Explanation of Responses:

* If the form is filed by more than one reporting person, see Instruction 5(b)(v).
** Intentional misstatements or omissions of facts constitute Federal Criminal Violations. See 18 U.S.C. 1001 and 15 U.S.C. 78ff(a).
(1) Maverick Capital, Ltd. ("Maverick Capital") is a registered investment adviser under the Investment Advisers Act of 1940, as amended and acts as the investment manager for each of the portfolio funds that directly hold the reported securities. Maverick Capital Management, LLC ("Maverick") is the general partner of Maverick Capital. Lee S. Ainslie III is the manager of Maverick who is granted sole investment decision pursuant to Maverick's limited liability company regulations. Each reporting owner disclaims beneficial ownership of the reported securities except to the extent of its pecuniary interest therein.

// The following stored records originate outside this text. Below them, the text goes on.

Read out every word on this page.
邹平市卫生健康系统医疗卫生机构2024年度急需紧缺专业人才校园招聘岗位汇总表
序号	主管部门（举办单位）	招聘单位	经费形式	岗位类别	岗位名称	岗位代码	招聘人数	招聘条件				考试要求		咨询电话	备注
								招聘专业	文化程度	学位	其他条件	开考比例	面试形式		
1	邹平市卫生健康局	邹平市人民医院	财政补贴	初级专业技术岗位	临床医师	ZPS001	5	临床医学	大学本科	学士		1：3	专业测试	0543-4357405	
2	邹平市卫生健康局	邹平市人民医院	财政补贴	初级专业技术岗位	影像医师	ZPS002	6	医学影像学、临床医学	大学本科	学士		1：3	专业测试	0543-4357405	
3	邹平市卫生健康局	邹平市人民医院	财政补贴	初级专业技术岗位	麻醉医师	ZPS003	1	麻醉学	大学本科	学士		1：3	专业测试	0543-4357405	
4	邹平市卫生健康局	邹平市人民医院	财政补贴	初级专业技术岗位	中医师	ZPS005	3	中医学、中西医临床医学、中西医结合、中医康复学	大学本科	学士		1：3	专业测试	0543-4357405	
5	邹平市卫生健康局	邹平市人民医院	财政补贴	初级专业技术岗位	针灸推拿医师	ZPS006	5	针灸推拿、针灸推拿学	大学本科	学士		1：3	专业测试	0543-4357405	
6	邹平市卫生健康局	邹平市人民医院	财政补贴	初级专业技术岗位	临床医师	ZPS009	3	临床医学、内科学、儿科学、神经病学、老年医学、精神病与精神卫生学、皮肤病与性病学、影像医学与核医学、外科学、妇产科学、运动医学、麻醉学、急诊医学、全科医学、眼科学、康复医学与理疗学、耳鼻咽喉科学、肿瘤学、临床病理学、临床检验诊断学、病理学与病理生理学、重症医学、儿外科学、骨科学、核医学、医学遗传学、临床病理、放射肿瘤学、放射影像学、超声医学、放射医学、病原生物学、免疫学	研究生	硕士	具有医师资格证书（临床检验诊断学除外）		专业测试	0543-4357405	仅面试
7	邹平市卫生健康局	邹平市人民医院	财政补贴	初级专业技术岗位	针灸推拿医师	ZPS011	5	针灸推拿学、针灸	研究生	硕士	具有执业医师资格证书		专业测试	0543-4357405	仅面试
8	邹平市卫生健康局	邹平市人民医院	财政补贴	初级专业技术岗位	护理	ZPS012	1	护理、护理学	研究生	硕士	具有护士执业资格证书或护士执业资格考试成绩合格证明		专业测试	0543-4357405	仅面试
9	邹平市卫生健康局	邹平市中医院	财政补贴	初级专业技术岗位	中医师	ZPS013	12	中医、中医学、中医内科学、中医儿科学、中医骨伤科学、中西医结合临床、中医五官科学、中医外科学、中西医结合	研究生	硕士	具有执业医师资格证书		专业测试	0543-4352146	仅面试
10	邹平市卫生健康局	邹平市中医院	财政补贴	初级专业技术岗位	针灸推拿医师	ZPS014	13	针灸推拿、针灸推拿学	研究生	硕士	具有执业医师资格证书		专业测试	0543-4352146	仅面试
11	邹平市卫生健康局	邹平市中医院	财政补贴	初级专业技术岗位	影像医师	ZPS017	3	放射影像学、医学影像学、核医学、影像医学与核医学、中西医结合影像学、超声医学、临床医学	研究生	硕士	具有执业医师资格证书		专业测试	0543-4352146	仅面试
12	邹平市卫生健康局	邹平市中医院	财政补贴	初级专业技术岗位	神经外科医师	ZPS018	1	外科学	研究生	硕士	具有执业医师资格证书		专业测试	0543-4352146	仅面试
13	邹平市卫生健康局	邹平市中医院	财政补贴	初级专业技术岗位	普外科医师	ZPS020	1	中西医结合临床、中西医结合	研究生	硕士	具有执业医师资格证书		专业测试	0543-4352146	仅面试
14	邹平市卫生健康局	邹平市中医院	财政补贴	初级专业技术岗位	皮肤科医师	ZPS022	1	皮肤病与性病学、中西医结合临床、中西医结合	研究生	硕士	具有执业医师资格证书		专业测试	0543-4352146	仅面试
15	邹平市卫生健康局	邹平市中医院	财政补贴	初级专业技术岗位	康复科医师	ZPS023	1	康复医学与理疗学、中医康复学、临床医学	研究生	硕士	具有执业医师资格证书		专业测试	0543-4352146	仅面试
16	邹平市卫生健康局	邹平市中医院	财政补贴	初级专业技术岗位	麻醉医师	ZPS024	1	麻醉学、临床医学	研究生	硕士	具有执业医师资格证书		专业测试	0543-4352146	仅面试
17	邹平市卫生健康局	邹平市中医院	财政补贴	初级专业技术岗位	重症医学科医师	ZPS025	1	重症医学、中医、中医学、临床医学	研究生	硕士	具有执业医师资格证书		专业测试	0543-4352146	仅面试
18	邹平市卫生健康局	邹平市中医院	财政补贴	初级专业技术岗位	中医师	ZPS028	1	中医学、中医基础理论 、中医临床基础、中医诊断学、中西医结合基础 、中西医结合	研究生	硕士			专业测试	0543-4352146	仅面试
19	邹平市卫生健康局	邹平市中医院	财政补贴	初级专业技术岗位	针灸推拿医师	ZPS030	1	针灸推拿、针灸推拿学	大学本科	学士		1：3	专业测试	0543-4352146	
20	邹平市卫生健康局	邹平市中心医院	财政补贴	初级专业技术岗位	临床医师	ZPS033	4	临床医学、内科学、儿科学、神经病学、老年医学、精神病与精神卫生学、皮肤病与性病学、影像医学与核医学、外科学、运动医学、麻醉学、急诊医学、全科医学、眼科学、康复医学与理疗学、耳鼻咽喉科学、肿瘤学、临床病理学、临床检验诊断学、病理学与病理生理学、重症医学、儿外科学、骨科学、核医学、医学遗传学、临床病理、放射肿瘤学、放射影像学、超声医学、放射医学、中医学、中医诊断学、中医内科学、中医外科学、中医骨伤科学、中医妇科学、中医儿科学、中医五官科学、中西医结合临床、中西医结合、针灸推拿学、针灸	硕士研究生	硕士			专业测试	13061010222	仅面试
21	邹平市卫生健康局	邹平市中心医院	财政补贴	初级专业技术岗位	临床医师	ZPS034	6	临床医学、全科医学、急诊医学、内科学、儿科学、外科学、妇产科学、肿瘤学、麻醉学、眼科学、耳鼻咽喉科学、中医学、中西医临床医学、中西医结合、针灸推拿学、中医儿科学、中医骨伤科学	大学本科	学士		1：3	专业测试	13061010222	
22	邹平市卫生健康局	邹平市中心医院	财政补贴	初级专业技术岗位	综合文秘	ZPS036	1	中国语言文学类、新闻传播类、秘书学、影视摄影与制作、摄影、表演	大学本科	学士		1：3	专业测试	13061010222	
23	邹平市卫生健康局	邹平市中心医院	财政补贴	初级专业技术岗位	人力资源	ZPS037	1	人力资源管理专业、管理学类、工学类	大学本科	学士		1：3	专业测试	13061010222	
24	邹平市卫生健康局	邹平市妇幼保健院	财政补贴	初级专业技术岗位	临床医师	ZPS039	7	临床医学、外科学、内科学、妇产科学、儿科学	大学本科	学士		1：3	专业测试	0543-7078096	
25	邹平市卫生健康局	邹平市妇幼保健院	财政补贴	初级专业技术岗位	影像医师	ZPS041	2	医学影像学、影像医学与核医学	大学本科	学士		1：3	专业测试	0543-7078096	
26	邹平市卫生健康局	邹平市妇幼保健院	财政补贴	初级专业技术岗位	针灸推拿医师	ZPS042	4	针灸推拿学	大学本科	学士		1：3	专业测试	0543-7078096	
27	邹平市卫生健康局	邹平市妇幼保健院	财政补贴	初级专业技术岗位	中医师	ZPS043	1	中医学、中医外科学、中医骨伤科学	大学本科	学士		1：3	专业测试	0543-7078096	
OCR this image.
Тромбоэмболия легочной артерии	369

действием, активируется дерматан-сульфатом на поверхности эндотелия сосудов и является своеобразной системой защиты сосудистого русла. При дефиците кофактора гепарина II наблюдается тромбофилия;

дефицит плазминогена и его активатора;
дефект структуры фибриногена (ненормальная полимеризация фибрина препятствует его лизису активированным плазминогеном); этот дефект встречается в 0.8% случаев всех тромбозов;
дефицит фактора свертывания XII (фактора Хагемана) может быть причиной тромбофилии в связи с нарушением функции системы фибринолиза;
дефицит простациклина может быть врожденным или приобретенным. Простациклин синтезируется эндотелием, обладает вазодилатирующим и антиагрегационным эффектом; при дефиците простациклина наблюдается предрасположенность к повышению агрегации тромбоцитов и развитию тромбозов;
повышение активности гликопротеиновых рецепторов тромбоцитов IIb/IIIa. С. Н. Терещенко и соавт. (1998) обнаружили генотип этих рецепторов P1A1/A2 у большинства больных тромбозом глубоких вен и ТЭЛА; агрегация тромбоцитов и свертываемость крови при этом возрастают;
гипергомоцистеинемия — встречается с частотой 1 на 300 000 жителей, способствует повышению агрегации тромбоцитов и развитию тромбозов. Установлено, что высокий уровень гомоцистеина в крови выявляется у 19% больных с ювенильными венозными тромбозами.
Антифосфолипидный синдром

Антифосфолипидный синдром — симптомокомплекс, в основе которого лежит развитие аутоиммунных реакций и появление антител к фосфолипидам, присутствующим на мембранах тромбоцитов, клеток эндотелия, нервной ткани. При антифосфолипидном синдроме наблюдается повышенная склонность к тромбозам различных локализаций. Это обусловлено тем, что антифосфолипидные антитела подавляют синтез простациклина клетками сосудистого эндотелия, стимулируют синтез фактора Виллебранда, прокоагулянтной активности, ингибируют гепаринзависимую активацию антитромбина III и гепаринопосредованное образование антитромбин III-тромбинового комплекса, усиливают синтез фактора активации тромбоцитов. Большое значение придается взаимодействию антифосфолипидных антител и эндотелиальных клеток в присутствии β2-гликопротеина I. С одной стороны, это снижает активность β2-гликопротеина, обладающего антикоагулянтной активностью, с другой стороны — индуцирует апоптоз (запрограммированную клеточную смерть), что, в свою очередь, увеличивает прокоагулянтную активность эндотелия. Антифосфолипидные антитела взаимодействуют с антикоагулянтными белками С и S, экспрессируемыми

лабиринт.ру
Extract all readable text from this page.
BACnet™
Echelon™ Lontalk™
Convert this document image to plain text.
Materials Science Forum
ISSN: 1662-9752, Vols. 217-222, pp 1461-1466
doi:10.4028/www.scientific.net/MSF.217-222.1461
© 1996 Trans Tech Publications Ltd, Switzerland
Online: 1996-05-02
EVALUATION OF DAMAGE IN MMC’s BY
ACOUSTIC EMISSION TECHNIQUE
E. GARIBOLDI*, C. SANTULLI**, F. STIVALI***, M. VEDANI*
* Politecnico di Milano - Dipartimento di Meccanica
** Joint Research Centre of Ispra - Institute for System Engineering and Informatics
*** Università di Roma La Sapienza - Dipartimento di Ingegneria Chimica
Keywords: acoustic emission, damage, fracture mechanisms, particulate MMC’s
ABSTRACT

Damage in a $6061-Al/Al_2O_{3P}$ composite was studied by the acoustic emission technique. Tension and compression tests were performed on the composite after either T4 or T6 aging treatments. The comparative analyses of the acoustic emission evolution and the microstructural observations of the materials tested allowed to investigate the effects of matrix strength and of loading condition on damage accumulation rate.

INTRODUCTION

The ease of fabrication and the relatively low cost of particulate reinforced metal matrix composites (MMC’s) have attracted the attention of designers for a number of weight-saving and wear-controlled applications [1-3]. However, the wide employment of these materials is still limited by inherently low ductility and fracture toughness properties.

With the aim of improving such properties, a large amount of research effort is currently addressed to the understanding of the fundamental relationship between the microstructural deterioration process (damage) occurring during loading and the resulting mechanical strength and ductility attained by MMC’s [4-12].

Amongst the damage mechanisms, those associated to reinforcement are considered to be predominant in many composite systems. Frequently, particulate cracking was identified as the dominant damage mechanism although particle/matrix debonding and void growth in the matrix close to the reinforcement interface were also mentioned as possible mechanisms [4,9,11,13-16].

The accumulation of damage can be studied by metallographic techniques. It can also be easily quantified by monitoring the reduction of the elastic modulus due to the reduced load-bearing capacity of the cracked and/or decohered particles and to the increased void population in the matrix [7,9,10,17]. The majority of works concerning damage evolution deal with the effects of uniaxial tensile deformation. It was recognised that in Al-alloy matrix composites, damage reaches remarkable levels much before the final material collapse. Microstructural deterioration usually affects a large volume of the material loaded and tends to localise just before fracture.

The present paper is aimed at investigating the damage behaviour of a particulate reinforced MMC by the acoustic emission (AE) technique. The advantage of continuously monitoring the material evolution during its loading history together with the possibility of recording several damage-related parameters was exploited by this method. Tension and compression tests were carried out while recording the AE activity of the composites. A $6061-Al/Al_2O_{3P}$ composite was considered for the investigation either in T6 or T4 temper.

(2) On December 19, 2007, Maverick Fund USA, Ltd. ("Maverick USA"), a fund managed by Maverick Capital, entered into an equity swap agreement with an unaffiliated third party with respect to certain public company securities including 324,770 shares of the issuer's common stock at $45.2664 per share (the "Initial Price"). The swap agreement which does not entitle Maverick USA to receive any shares of common stock, matures and will be settled in cash on March 25, 2008. Maverick USA, however, may in its sole discretion elect to settle the swap agreement earlier.
(3) Upon settlement of the swap agreement, either Maverick USA or the counterparty will be obligated to make a payment for each share subject to the swap agreement as follows: (i) if the closing price of the common stock on the settlement date (the "Settlement Price") is greater than the Initial Price, the counterparty will pay to Maverick USA an amount equal to the difference between the Settlement Price and the Initial Price reduced by any accrued interest and (ii) if the Settlement Price is less than the Initial Price, Maverick USA will pay to the counterparty the difference between the Initial Price and the Settlement Price plus any accrued interest. Further, upon settlement of the swap agreement, the counterparty will pay to Maverick USA the equivalent of any dividends paid to the beneficial owners of common stock. Upon settlement, Maverick USA will pay a Libor-based amount calculated on the notional value of the shares underlying the swap agreement on the date it was entered into.
(4) On December 19, 2007, Maverick Fund II, Ltd. ("Maverick II"), a fund managed by Maverick Capital, entered into an equity swap agreement with an unaffiliated third party with respect to certain public company securities including 916,240 shares of the issuer's common stock at $45.2664 per share (the "Initial Price"). The swap agreement, which does not entitle Maverick II to receive any shares of common stock, matures and will be settled in cash on March 25, 2008. Maverick II, however, may in its sole discretion elect to settle the swap agreement earlier.
(5) Upon settlement of the swap agreement, either Maverick II or the counterparty will be obligated to make a payment for each share subject to the swap agreement as follows: (i) if the closing price of the common stock on the settlement date (the "Settlement Price") is greater than the Initial Price, the counterparty will pay to Maverick II an amount equal to the difference between the Settlement Price and the Initial Price reduced by any accrued interest and (ii) if the Settlement Price is less than the Initial Price, Maverick II will pay to the counterparty the difference between the Initial Price and the Settlement Price plus any accrued interest. Further, upon settlement of the swap agreement, the counterparty will pay to Maverick II the equivalent of any dividends paid to the beneficial owners of common stock. Upon settlement, Maverick II will pay a Libor-based amount calculated on the notional value of the shares underlying the swap agreement on the date it was entered into.